Ze Aya, Caterina Gobbi, Jake Moore & Eevi Rutanen

curated by Ir Seager

23th FEBRUARY - 24th MARCH 2019

Despite the details and plural forms of every aspect of reality you see around you now, these complexities can potentially be digitally represented by your mobile or laptop into a simple arithmetic with just two opposing options; 1 and 0.

Screens glow and machines whirr, yet this is not a state of full robotic automation. Someone needs to be switching these things on, tapping them into life, swiping, caressing, cupping, controlling. Whilst the binary code inside the devices negate the existence of anything other than these two options, our subjectivities and interference complicate this relationship, showing other binaries, such as gender to be a construct that is wholly inadequate. It’s like that little dark dot of Yin inside the white swirl of Yang; these two supposed oppositions need each other, intersect and flow through each other, and when smudged could create an indefinite amount of greys.

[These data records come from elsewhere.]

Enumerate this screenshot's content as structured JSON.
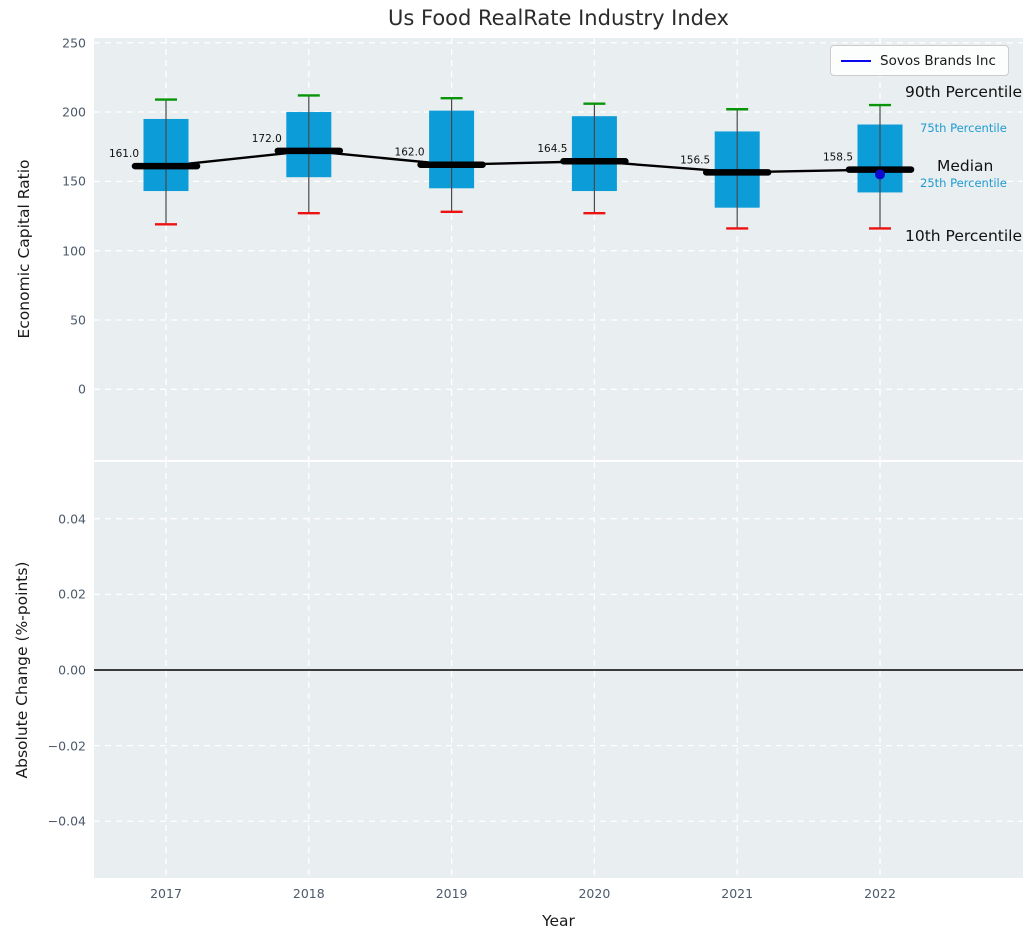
{
  "title": "Us Food RealRate Industry Index",
  "legend": {
    "label": "Sovos Brands Inc",
    "line_color": "#0808ee"
  },
  "annotations": {
    "p90": "90th Percentile",
    "p75": "75th Percentile",
    "median": "Median",
    "p25": "25th Percentile",
    "p10": "10th Percentile"
  },
  "colors": {
    "axes_background": "#e9eef0",
    "grid": "#ffffff",
    "box_fill": "#0c9cd8",
    "whisker": "#4a4a4a",
    "p90_cap": "#079407",
    "p10_cap": "#ee1111",
    "median_bar": "#000000",
    "trend_line": "#000000",
    "series_dot": "#0b0bd0",
    "tick_text": "#4d5a6a",
    "annotation_blue": "#1f9ad2"
  },
  "chart_data": [
    {
      "type": "boxplot",
      "title": "Us Food RealRate Industry Index",
      "xlabel": "Year",
      "ylabel": "Economic Capital Ratio",
      "categories": [
        "2017",
        "2018",
        "2019",
        "2020",
        "2021",
        "2022"
      ],
      "yticks": [
        "250",
        "200",
        "150",
        "100",
        "50",
        "0"
      ],
      "ytick_values": [
        250,
        200,
        150,
        100,
        50,
        0
      ],
      "ylim": [
        -51,
        253.4
      ],
      "grid": true,
      "legend_position": "upper right",
      "boxes": [
        {
          "year": "2017",
          "p10": 119,
          "p25": 143,
          "median": 161.0,
          "p75": 195,
          "p90": 209,
          "label": "161.0"
        },
        {
          "year": "2018",
          "p10": 127,
          "p25": 153,
          "median": 172.0,
          "p75": 200,
          "p90": 212,
          "label": "172.0"
        },
        {
          "year": "2019",
          "p10": 128,
          "p25": 145,
          "median": 162.0,
          "p75": 201,
          "p90": 210,
          "label": "162.0"
        },
        {
          "year": "2020",
          "p10": 127,
          "p25": 143,
          "median": 164.5,
          "p75": 197,
          "p90": 206,
          "label": "164.5"
        },
        {
          "year": "2021",
          "p10": 116,
          "p25": 131,
          "median": 156.5,
          "p75": 186,
          "p90": 202,
          "label": "156.5"
        },
        {
          "year": "2022",
          "p10": 116,
          "p25": 142,
          "median": 158.5,
          "p75": 191,
          "p90": 205,
          "label": "158.5"
        }
      ],
      "median_trend": [
        161.0,
        172.0,
        162.0,
        164.5,
        156.5,
        158.5
      ],
      "series": [
        {
          "name": "Sovos Brands Inc",
          "points": [
            {
              "x": "2022",
              "y": 155
            }
          ]
        }
      ]
    },
    {
      "type": "line",
      "xlabel": "Year",
      "ylabel": "Absolute Change (%-points)",
      "categories": [
        "2017",
        "2018",
        "2019",
        "2020",
        "2021",
        "2022"
      ],
      "yticks": [
        "0.04",
        "0.02",
        "0.00",
        "−0.02",
        "−0.04"
      ],
      "ytick_values": [
        0.04,
        0.02,
        0.0,
        -0.02,
        -0.04
      ],
      "ylim": [
        -0.055,
        0.055
      ],
      "grid": true,
      "zero_line": 0.0,
      "values": []
    }
  ]
}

Binary Code, the inaugural exhibition at SEAGER, brings together works by Ze Aya, Caterina Gobbi, Jake Moore and Eevi Rutanen. Binary Code highlights the human hand as it continues to shape gender identities, labour and love whilst these move amidst and through the language of 1s and 0s.


Ze Aya uses digital collage and touch-screen drawing apps to construct painterly works in a controlled environment, before translating these into physical objects. On canvas, Ze carefully builds up layers and textures by hand, reconstructing digitised romance and saying the unsaid. Her works map seduction and fragility, and ultimately love and heartbreak, as these relationships are played out and manipulated in on and offline social spheres.

Working as an artist, performer and DJ, Caterina Gobbi is interested in the relations that humans have with and within their immediate surroundings. She particularly concentrates on emotive or sentimental experiences in spaces that we can inhabit, which includes the sonic and the digital.

Jake Moore uses computer animation, video and sound to consider the inadequacy of the human form, compared to the potential of increased computational and technological climates. In his sterile, 3D rendered spaces, chiseled figures move through speculative worlds. Seemingly male, their lack of genitalia leave them in mutable state between heteronormative, performed masculinity and fluid gender identities, whilst questioning the ailing of our own bodies against a machine-like form of ‘perfection’.

In the work of Eevi Rutanen, interactive installations, sculpture and software merge into uncanny hybrids of bodies and technology. Drawing on her background in bioengineering, Eevi’s work is often inspired by biological processes and forms. By combining computational systems and scientific paradigms with frivolity and feminist theory, she strives to imagine alternative ways of being through empowered softness or sensuality. Eevi is also a member of GRMMXI, a design collective committed to non-hierarchical collaboration and lolz.